Controversy continues to surround the withdrawal of the BCHL from BC Hockey as they look at entering a “new era” for the league which has been in the making for a while.
Right or wrong, everyone has their own opinion and regardless of what you think it’ll be a topic for discussion over the summer as well as the fall.
Previously, I mentioned that with no other Junior A hockey in the province that it’s time for the Junior B leagues to gain recognition as Junior A hockey under the umbrella of BC Hockey.
It remains to be seen if all three of the current Junior B leagues will get recognition to Junior A, but if not three, possibly two.
This past season saw both the PJHL and the KIJHL teamed up and hosted the BCHC Prospects game November 22nd in Chilliwack played in front of a sell-out crowd which was well received.
PJHL Commissioner Trevor Alto mentioned on the league website “The PJHL is thrilled to be welcoming the KIJHL’s Top Prospects to Chilliwack for this inaugural BCHC event and this game marks a tremendous opportunity for top young BCHC players to be seen and recruited by Junior A clubs.”
With the leagues set to host their yearly meetings, it will be interesting to see how this plays out, so stay tuned and we’ll keep you posted.
The following is the most recent press release from BC Hockey on their stand which is posted on their site.
Enjoy the read and let me know your thoughts:
The withdrawal of the BCHL’s 18 teams from BC Hockey membership (and therefore Hockey Canada membership) may raise questions or concerns for hockey participants and families.
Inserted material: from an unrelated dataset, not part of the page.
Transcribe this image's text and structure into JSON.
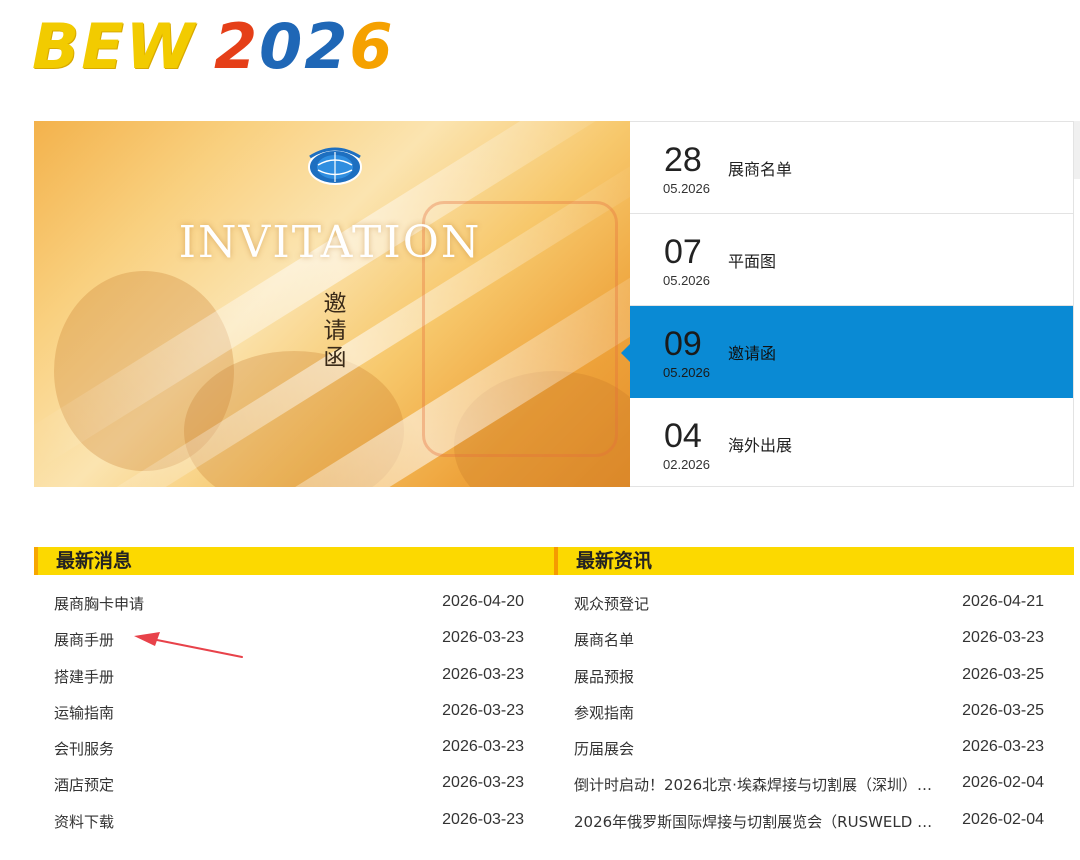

We hope to answer a few of those questions in this note.
For context, the BCHL had occupied the portion of our hockey ecosystem designated as Junior A. The league was comprised of approximately 360 players (although only about 45% from B.C. and Yukon) in 2022-23. This represents about 17% of Junior aged hockey players competing in sanctioned high performance hockey leagues* in B.C.
There will be a transition period while BC Hockey works with our members to clarify Junior pathways and league designations in the absence of the departing teams.
The process is already underway, and it may take some time. We are committed to ensuring that all junior aged players in B.C. and Yukon that seek a high-performance environment for development will continue to have access to excellent sanctioned programs and leagues.
The process of addressing any gap in our Junior pathways due to departing members will be carefully and thoughtfully navigated. Our goal is to ensure minimal disruption and uphold the integrity of the system as a whole.
We expect that the departing BCHL teams will operate as a league next season. If so, they will operate next season as a Non-Sanctioned League (NSL). We have a Policy regarding NSL participation should there be interested participants (players, officials, coaches), and/or families who wish to explore NSL options. You can find it HERE.
The departure of these members is a reminder of some of the challenges in our sport, and the complex nature of a national hockey system that must try to accommodate members with sometimes disparate goals as they deliver hockey.
For more than a century BC Hockey has accepted this ongoing, but very worthwhile, challenge to deliver excellent hockey experiences in a safe, fair, sustainable and rewarding way, to all those who wish to join our game.
Organizations like BC Hockey (and Hockey Canada) are built around a set of ideas, with a clear mission and a set of important values.
Membership provides vast benefits, and asks its members to accept certain obligations in exchange for those benefits.
This type of commitment isn’t for everyone, and so we have a policy in place to address any disruptive effect that Non-Sanctioned League participation can have on sanctioned programming and our member participants.
We hope that this helps to clarify the situation with the departure of these members. Members of BC Hockey, and our participants and families, can expect clear communication, efficient resolution, and to be updated as we continue to navigate these changes.
* Approximately 2200 Junior aged players were rostered on 105 teams in sanctioned high-performance programs in 2023-24.
This includes Junior Leagues (WHL, BCHL, KIJHL, VIJHL, PJHL), Hockey Canada Accredited Schools (U18 and U17), and elite zone programming (BCEHL U18AAA and U17AAA).